DSRIP’s core innovation was its payment model. Unlike traditional fee-for-service reimbursements that reward volume, DSRIP rewarded measurable progress in system integration and clinical outcomes. Providers earned funds by achieving milestones in three domains: (1) project implementation and workforce development, (2) system integration through IT and care coordination, and (3) clinical quality improvements (e.g., reducing avoidable hospital readmissions, improving asthma management, and expanding access to behavioral health). By Season 2, Episode 8, most PPSs had successfully completed the foundational “Domain 1” requirements—hiring project managers, establishing governance structures, and signing network agreements. The true test, however, lay in Domains 2 and 3: demonstrating that these new networks could actually reduce potentially preventable emergency room visits (PPVs) and readmissions.
If you're looking for a more casual analysis or summary of the episode, I can try to provide one: Another defining feature of this mid-series episode was
One of the most significant plot developments by Season 2, Episode 8 was the growing recognition that clinical interventions alone would not suffice. DSRIP projects originally emphasized medical management—care transitions, chronic disease registries, and medication reconciliation. However, frontline PPS staff quickly realized that housing instability, food insecurity, and transportation barriers were driving repeat hospitalizations.
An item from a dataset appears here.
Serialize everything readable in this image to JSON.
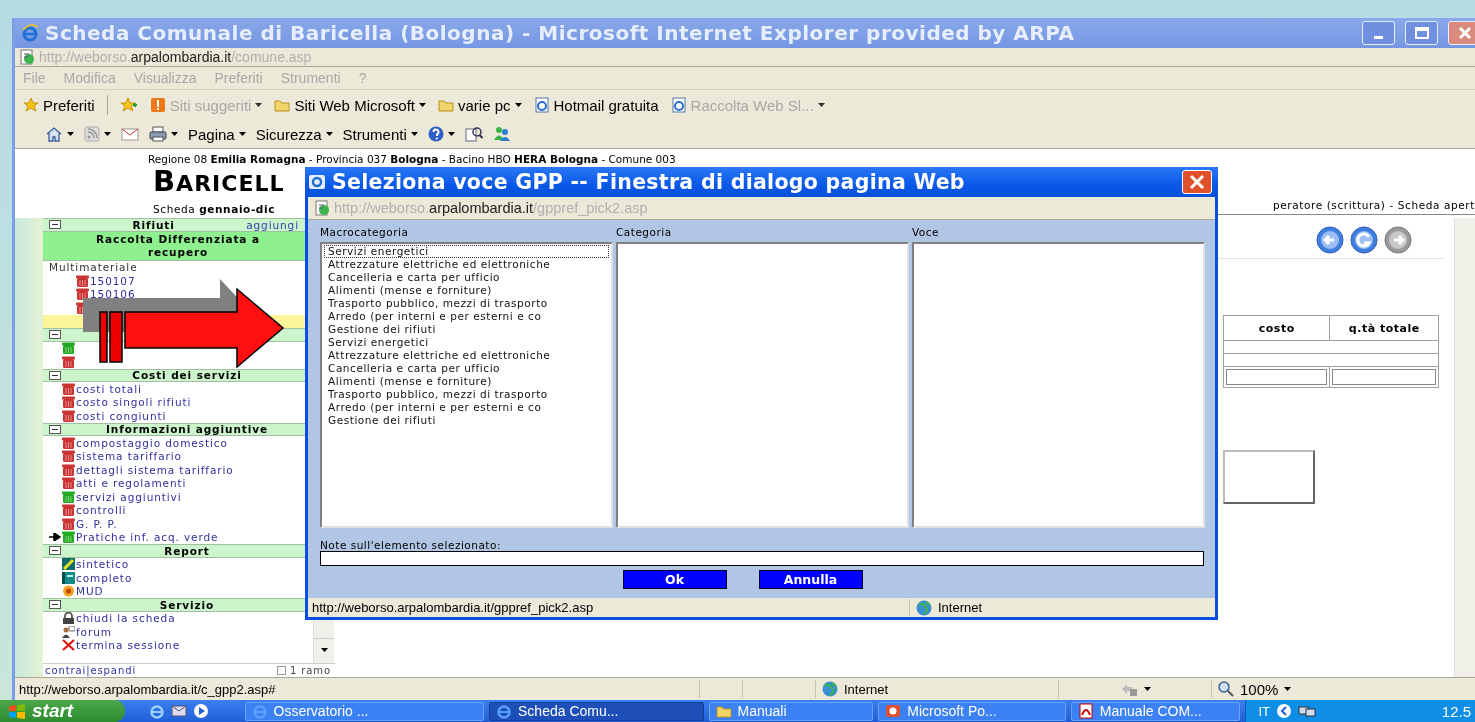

In response, many PPSs began shifting a portion of their DSRIP funds toward non-traditional partnerships: legal aid for eviction prevention, community health worker (CHW) home visits, and vouchers for nutritional support. This pivot was controversial. Some state auditors questioned whether such investments strayed from the waiver’s clinical intent. Yet the data emerging from Episode 8 showed that the most improved metrics (e.g., 30-day readmission rates for heart failure) correlated directly with these social determinant interventions. The lesson was clear: system reform cannot stop at the hospital door.
In this episode, Beck (played by Elizabeth Lail) becomes increasingly unhinged as she tries to get closer to Joe (played by Penn Badgley). Meanwhile, Joe's life as a pretend dead man continues, but his dark past starts to catch up with him.